Apa itu pajak karbon/carbon tax?


Pajak karbon adalah pajak yang dikenakan atas pemakaian bahan bakar fosil seperti minyak bumi, gas bumi dan batubara. Pajak karbon akan diberlakukan mulai 1 Juli 2022 sebesar 11% dan secara bertahap akan di menjadi 12% pada 1 Januari 2025. Rencana 1 Juli 2022 ini merupakan pengunduran dari rencana pemberlakukan pada tanggal 1 April 2022.

Tarif pajak karbon ditetapkan sebesar Rp 30 per kilogram karbon dioksida ekuivalen (CO2e) diterapkan pada jumlah emisi yang melebihi cap (batasan) yang ditetapkan.
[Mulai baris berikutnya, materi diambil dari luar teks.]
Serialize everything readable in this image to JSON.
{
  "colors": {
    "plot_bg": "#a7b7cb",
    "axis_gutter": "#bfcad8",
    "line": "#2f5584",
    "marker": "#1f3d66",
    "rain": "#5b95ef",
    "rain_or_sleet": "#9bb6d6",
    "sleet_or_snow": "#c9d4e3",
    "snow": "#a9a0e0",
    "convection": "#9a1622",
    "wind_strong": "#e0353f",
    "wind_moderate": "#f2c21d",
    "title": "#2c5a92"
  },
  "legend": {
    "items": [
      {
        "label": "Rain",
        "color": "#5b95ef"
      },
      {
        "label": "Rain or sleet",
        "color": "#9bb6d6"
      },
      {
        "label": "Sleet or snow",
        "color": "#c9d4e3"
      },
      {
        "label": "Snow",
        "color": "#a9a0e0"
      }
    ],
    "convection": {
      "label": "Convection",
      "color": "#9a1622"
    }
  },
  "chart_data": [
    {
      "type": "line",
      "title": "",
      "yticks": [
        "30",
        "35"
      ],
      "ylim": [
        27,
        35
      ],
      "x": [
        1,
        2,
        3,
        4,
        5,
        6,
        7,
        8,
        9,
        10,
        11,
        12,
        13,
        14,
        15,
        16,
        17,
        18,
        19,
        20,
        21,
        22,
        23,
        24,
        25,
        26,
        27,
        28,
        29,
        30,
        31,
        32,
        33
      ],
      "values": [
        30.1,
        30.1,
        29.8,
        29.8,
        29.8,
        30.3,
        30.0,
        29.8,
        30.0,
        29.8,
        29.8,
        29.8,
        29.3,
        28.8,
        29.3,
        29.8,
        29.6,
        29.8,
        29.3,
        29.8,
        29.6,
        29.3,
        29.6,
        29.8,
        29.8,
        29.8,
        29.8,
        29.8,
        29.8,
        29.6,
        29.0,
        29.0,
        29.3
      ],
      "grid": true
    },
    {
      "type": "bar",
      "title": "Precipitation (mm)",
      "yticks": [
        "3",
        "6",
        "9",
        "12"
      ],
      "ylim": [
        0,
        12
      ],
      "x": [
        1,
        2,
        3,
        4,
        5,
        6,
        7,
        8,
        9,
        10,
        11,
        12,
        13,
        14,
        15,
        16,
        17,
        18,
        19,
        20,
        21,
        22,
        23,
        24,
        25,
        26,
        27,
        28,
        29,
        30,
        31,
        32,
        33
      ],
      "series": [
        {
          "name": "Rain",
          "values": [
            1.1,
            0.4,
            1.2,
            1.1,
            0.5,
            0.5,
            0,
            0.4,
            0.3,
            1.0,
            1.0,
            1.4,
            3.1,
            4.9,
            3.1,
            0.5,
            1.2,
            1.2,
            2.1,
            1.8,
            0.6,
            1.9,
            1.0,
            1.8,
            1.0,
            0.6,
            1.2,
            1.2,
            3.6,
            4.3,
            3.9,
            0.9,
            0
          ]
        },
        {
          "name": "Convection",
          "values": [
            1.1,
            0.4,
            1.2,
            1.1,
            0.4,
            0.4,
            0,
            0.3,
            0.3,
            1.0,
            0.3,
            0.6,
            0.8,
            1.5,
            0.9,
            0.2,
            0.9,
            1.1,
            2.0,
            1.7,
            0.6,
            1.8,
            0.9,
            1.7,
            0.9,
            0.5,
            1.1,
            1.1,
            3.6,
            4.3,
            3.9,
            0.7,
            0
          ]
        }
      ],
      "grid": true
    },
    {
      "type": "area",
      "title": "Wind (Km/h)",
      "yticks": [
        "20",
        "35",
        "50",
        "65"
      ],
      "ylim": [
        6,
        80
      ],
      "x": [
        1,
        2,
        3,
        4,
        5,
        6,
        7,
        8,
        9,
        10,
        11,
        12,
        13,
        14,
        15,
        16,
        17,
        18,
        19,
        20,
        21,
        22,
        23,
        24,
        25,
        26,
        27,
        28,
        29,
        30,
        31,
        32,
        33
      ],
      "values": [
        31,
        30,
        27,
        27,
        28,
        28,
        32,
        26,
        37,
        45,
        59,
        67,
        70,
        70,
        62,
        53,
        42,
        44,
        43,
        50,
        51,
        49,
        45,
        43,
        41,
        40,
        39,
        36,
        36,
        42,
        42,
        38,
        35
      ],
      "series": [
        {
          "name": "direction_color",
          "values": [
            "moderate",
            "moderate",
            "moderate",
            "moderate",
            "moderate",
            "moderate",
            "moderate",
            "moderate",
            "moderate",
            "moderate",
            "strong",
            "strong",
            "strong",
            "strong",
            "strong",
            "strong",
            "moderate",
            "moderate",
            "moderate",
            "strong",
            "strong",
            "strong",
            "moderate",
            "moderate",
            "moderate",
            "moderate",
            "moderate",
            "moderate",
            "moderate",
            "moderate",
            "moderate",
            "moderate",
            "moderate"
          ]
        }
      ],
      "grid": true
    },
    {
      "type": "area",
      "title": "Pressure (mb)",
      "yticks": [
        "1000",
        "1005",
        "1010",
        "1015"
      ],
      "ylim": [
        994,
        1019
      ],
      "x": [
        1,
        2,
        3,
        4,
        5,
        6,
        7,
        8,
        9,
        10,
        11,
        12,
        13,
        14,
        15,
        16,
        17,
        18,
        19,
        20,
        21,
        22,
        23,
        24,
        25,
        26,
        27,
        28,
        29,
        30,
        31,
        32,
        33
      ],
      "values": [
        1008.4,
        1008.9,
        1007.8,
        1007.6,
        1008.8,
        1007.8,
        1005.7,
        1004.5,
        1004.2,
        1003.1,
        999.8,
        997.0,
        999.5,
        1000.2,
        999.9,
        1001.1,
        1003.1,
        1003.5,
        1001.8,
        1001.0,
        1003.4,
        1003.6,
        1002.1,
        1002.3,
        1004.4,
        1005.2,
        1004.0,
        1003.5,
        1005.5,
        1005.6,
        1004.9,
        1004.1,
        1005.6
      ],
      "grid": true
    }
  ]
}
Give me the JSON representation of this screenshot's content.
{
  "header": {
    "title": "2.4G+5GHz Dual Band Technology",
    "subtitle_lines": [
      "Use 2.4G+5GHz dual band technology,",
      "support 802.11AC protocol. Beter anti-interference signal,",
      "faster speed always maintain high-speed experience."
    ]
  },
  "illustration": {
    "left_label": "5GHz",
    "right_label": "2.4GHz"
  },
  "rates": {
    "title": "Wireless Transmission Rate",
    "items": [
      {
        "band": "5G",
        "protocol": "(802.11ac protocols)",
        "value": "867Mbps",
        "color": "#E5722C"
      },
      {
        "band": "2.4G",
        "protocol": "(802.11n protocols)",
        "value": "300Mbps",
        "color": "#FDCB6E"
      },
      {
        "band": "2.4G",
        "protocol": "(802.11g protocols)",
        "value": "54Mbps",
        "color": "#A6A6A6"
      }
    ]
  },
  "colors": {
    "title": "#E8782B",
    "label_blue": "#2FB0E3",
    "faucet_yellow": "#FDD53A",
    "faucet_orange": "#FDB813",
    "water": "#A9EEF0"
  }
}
Mengapa pajak karbon diperlukan tidak terlepas dari komitmen Indonesia dalam penurunan emisi. Komitmen ini merupakan bentuk mitigasi atas dampak perubahan iklim dimana dampaknya bisa berupa:

  1. Kerugian yang disebabkan oleh bencana alam seperti banjir, longsor dan kekeringan.
  2. Penurunan kualitas kesehatan akibat bencana
  3. Kerusakan ekosistem termasuk keanekaragaman hayati
  4. Berujung pada kelangkaan pangan

Regulasi

Regulasi yang menjadi dasar dalam penentuan pajak karbon adalah UU no 7 tahun 2021 tentang Harmonisasi Peraturan Perpajakan pada Pasal 13:

Pokok-Pokok Pengaturan:

  • Pengenaan: dikenakan atas emisi karbon yang memberikan dampak negatif bagi lingkungan hidup.
  • Arah pengenaan pajak karbon: memperhatikan peta jalan pasar karbon dan/atau peta jalan pajak karbon yang memuat strategi penurunan emisi karbon, sasaran sektor prioritas,keselarasan dengan pembangunan energi baru dan terbarukan serta keselarasan antar berbagai kebijakan lainnya.
  • Prinsip pajak karbon: prinsip keadilan (just) dan keterjangkauan (affordable) dengan memperhatikan iklim berusaha, dan masyarakat kecil.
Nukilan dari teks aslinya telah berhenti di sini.